Without being able to speak to my wife, who had no idea where I was taken, I was thrown into a prison run by the Revolutionary Guard.     
My cell was three metres by four metres, with no windows, and the lights on night and day. I shared this small space with four other men, all considered major political criminals.
We ate there, we slept there, we never left except for harsh interrogations and for the 15 minutes each week when we could go onto the rooftop surrounded by barbed wire for fresh air.     
When I arrived, they asked me, “What was your crime?”     
“Preaching the gospel”, I said. “I’m here because of Jesus Christ.”     
I chose to be myself, to not be ashamed of the gospel while in prison. I knew Jesus sent me here with a mission. Each night, I would stand in the corner of the cell and softly pray so my cellmates wouldn’t wake up. Later, I learned they had been listening to my prayers.     
I witnessed to them by my behaviour. I would praise God before I ate. When food came, they would wait for me to give thanks. When they were led away to be interrogated, they would turn to me, asking me to pray for them.      
By the time I left, three of the men became warm towards Jesus, believing in the power of prayer in his name.     
I even shared communion in prison. One day, another prisoner came by with things to sell. He had biscuits and cake, but I jumped when he offered red grape juice. I saved the juice and gathered up bread from our meals to make up the elements for communion in my cell.     
It was only the Lord’s Supper and prayer that filled me with the presence of the Holy Spirit and reminded me of Paul’s courage in the face of persecution in Acts.     
The leader of the prison was known as ‘The Executioner’.  He was a violent, aggressive man. On my first day, through the prison cameras, he heard me talking to the others, and he burst into the cell with an electric shock machine used for torture. He said, “If I hear you talking about Christianity with these men, I will kill you.”     
Each night, I prayed for my cellmates. I also prayed for the leader of the prison, asking God, “Father, I have forgiven him. Please forgive him and touch his heart.”     
On the day I was freed on bail to await trial, the prison leader called me to his office. As he handed over my possessions, he said to me, “Pedro, you are a good man.”     
“Why do you say that I am good?” I asked.    
He said, “One evening I stopped outside your cell door , and I could hear you praying for me.”      
This was a ‘kairos’ moment. ‘The Executioner’ stopped at the exact moment I was interceding for him. It is the light of Jesus in us that changes the lives of others.     
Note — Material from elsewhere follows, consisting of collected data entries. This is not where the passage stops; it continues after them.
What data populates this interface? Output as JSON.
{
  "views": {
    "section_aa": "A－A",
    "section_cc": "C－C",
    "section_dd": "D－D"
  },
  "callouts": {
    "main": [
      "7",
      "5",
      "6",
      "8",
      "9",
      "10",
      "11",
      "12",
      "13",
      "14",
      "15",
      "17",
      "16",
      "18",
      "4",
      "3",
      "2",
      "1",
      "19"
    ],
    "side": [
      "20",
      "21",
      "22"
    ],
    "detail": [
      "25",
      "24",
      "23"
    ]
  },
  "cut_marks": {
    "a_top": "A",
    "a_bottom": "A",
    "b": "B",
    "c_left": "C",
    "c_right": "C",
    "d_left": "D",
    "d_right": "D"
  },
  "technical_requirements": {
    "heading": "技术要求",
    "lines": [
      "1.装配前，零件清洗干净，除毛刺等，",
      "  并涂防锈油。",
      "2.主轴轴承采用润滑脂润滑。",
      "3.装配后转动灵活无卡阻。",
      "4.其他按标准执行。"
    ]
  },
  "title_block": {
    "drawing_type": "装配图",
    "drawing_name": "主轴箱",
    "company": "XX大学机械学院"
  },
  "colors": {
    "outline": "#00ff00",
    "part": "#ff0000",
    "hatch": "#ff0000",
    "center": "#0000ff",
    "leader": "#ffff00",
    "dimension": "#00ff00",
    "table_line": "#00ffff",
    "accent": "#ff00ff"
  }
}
What is God getting your attention with? Reflect on it, Holy Spirit, Recognise, speak to others after the service or in the share time, Respond to it, what is actually going to change?
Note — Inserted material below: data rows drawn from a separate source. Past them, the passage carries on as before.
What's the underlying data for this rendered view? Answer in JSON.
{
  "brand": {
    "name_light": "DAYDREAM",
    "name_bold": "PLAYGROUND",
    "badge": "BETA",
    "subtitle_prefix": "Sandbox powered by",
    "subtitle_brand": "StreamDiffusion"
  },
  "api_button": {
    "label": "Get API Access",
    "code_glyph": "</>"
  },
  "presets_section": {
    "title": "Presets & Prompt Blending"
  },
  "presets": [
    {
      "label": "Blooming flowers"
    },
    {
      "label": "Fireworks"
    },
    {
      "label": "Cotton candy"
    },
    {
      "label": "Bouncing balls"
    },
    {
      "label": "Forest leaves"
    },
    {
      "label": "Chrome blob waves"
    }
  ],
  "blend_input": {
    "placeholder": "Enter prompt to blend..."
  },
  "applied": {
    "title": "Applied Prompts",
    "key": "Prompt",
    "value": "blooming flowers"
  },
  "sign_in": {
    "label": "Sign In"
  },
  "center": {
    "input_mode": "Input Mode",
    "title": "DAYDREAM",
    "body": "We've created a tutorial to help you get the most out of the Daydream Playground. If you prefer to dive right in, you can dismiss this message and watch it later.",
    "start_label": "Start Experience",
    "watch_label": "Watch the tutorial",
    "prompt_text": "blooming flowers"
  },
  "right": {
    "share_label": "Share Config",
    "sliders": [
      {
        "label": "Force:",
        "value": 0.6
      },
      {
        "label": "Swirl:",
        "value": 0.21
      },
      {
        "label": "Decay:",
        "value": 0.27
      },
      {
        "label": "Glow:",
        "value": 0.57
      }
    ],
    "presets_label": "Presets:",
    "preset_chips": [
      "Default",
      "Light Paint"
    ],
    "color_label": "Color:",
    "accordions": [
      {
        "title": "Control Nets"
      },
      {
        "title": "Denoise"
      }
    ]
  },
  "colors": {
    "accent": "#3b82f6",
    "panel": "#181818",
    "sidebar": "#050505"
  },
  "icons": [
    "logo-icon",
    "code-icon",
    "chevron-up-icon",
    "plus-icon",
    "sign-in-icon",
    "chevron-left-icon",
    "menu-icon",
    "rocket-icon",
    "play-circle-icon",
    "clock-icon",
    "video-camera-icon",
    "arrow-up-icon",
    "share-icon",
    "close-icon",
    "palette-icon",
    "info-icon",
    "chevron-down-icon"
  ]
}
We have heard that God uses different methods but is always seeking people to experience freedom, to be reconciled in a relationship with him.
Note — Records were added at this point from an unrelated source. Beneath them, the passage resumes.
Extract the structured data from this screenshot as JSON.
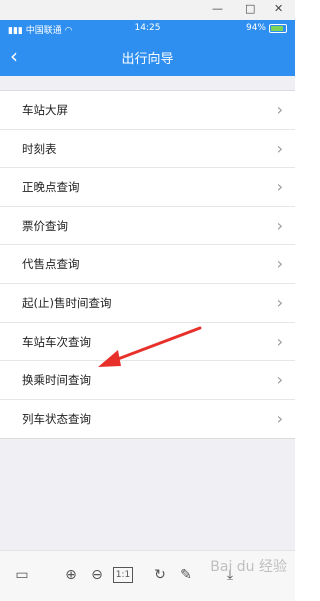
{
  "window": {
    "minimize": "—",
    "maximize": "□",
    "close": "✕"
  },
  "status": {
    "carrier": "中国联通",
    "time": "14:25",
    "battery": "94%"
  },
  "header": {
    "title": "出行向导",
    "back_icon": "chevron-left-icon"
  },
  "list": [
    {
      "label": "车站大屏"
    },
    {
      "label": "时刻表"
    },
    {
      "label": "正晚点查询"
    },
    {
      "label": "票价查询"
    },
    {
      "label": "代售点查询"
    },
    {
      "label": "起(止)售时间查询"
    },
    {
      "label": "车站车次查询"
    },
    {
      "label": "换乘时间查询"
    },
    {
      "label": "列车状态查询"
    }
  ],
  "toolbar": {
    "icons": [
      "layout-icon",
      "zoom-in-icon",
      "zoom-out-icon",
      "actual-size-icon",
      "rotate-icon",
      "edit-icon",
      "download-icon"
    ],
    "actual_size_label": "1:1"
  },
  "watermark": "Bai du 经验",
  "colors": {
    "header": "#2f8ff0",
    "arrow": "#e8302a"
  }
}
As people, we are not to seek alternative sources, but come to the One true God and be the light of Jesus that changes lives.
That is what we are to obey: to seek God in prayer and worship and lay down any chain or sin that is oppressing us, not God’s best for us.
To tell - Conversation starter - what would God need to do to get your attention? The past two weeks, God has used a dream/vision, delivered a girl from spiritual and economic opression and worship that caused an earthquake. Ask someone, what would God need to do to get your attention?